Her dad Brent, who doubles as one of her shooting coaches, said the more comfortable and familiar a shooter is at a high-level competition such as the Olympic Trials, the more likely to achieve higher scores.

“This year it was really a matter of going and becoming familiar with those people. As you meet them the star factor diminishes. You realize they are just people and you become comfortable in that type of environment and around that level of shooter. And there are lots of NCAA athletes there to learn from. Cheyenne has a good friend who last year was shooting for West Point [Army] and another in Mary Tucker [of the University of Kentucky] who took first place at the Olympic trials.

“It’s a pretty safe bet that she will know some members of the U.S. Olympic team this summer.”

That includes Olympia’s Dave Lowe, who competed for the U.S. Men’s team at the 2016 Rio de Janeiro Summer Games and 10M Air Rifle gold medalist Ginny Thrasher.

Brent, picking up some “cool Dad” points, saw Thrasher walking ahead of Cheyenne and her teammates on the Oak Harbor-based Sabertooth Shooting Squad and asked if Thrasher had a moment.

A recent West Virginia University graduate, Trasher is just a few years older than the Sabertooth team members.

“I got to meet her when I went to the Winter Air [competition],” Cheyenne said. “My dad introduced me to her. I was kind of shocked and definitely kind of shy when I met her. She’s really nice, all the high-end shooters are nice and kind. She was incredible.

She encouraged me and last year she told me ‘to enjoy the experience, take it all in and next year come back and win it.”

Maggard and her Sabertooth teammates qualified as a team for next week’s Junior Rifle National Championships hosted by the Army’s Markmanship Unit at Fort Benning, Ga.

The Sabertooth team finished third at the Civilian Marksmanship Program’s Regional Championship in Utah, with Maggard coming in 16th individually.

Maggard and her teammates will compete in the 10m Air Rifle, aiming for the top score in 60 standing shots, and the 50m smallbore in kneeling, seated and prone positions.
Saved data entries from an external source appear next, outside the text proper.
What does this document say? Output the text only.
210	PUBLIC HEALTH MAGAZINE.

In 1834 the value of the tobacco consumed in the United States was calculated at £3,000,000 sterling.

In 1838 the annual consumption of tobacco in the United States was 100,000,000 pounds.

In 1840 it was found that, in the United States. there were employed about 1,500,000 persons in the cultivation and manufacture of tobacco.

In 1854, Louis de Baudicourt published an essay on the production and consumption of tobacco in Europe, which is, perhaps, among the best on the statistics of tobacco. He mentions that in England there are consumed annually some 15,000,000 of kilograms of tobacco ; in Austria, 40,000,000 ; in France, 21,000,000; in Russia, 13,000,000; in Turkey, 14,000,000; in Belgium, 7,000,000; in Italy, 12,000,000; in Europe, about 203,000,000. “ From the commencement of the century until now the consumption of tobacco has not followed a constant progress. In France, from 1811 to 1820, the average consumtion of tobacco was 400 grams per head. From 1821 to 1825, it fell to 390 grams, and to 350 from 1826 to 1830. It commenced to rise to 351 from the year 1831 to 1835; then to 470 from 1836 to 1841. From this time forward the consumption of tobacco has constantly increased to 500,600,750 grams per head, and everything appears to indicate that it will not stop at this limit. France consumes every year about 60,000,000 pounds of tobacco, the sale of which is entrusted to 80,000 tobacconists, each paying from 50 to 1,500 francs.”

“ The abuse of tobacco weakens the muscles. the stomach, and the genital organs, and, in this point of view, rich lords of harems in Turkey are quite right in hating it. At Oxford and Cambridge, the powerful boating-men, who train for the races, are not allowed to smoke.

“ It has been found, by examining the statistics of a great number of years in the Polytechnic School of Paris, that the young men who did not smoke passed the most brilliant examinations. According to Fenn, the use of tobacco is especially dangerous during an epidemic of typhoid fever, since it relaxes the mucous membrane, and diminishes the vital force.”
“I’m looking forward to shooting at a competition I’ve never been to on a military base with my team,” Maggard said. “And all the new experiences that will happen there. A week later I’m going to be leaving for Navy Nationals which I qualified for last year as an individual through NJROTC [Naval Junior Reserve Officer Training Corps] program with Port Angeles High School. This time I’ll be going to Arizona for that match.”

And Maggard, who started shooting when she was age 5 with her dad, is invested in her chosen sport.
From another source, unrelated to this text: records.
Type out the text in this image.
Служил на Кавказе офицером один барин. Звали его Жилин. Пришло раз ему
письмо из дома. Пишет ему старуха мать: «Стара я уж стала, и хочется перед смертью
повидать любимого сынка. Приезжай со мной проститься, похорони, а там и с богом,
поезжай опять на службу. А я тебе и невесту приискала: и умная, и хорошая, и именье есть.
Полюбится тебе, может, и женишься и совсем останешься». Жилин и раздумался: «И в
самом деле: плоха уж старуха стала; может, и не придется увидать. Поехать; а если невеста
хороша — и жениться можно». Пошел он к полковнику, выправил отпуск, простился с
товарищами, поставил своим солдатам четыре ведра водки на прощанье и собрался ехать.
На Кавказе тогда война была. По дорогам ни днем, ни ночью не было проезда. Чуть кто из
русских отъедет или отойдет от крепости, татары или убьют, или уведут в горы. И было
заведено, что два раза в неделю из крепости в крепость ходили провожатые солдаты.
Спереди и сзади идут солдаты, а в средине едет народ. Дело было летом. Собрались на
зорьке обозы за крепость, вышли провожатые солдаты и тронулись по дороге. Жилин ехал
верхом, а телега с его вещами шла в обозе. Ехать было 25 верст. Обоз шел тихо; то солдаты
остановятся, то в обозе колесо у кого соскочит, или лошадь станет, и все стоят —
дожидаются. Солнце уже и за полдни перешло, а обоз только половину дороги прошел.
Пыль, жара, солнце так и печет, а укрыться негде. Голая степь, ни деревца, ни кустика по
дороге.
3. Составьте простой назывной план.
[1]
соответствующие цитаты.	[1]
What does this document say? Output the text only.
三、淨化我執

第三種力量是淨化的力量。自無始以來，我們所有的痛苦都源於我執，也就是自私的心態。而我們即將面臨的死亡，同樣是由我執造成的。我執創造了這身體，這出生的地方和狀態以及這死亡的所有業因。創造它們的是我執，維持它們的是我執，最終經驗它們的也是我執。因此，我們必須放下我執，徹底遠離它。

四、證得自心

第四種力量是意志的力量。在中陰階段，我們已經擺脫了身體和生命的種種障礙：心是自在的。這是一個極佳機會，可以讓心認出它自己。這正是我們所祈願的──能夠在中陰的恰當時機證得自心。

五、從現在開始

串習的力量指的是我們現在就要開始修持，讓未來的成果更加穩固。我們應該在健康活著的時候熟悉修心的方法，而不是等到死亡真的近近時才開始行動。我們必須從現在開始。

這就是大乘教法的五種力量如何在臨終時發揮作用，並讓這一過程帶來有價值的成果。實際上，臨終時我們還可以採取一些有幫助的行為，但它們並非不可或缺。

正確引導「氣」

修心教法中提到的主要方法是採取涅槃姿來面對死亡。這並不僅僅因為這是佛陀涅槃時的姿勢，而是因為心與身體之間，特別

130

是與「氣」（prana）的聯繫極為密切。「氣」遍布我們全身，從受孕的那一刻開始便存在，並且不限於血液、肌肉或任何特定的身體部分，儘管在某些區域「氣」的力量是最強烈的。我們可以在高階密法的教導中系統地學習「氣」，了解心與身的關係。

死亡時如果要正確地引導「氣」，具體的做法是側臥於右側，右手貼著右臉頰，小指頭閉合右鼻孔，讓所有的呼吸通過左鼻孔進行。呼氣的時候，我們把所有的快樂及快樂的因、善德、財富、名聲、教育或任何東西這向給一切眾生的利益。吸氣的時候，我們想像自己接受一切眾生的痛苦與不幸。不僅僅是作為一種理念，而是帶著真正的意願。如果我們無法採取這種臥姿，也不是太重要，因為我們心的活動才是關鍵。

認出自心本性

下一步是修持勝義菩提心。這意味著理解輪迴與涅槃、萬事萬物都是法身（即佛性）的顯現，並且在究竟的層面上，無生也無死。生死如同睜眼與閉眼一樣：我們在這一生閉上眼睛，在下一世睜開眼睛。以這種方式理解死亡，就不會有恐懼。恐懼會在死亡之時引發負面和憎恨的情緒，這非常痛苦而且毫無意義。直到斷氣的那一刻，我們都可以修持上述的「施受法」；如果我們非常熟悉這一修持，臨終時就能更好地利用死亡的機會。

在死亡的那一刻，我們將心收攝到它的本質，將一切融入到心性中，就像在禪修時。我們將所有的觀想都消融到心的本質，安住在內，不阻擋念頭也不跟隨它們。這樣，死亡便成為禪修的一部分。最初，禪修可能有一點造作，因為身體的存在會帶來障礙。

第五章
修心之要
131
She shoots a Pardini air rifle and an Anschutz smallbore .22-caliber rimfire rifle, pricy pieces of sporting equipment.

“She spent years worth of birthday and christmas money and from baby sitting,” Brent Maggard said. “She babysat for one of the church’s women’s groups and that paid for a good portion.”

Maggard wanted to be absolutely sure his daughter wanted to pursue shooting sports before she spent her hard-earned cash.

“You can’t be doing this for dad,” Maggard said. “I asked her, ‘Is your heart really in this and are you doing it for the right reasons?’ When she stepped up and offered to contribute, I knew she was in it because she’s kind of a tightwad.”

And with scores that equal or better athletes already competing at the college level with NCAA shooting sports teams, Maggard may be able to write her own scholarship ticket in a few years.

As of early 2019, a total of 31 schools ranging from NCAA Division I powerhouses like West Virginia, Texas Christian and Kentucky, to National Junior College Athletic Associations field women’s college rifle teams.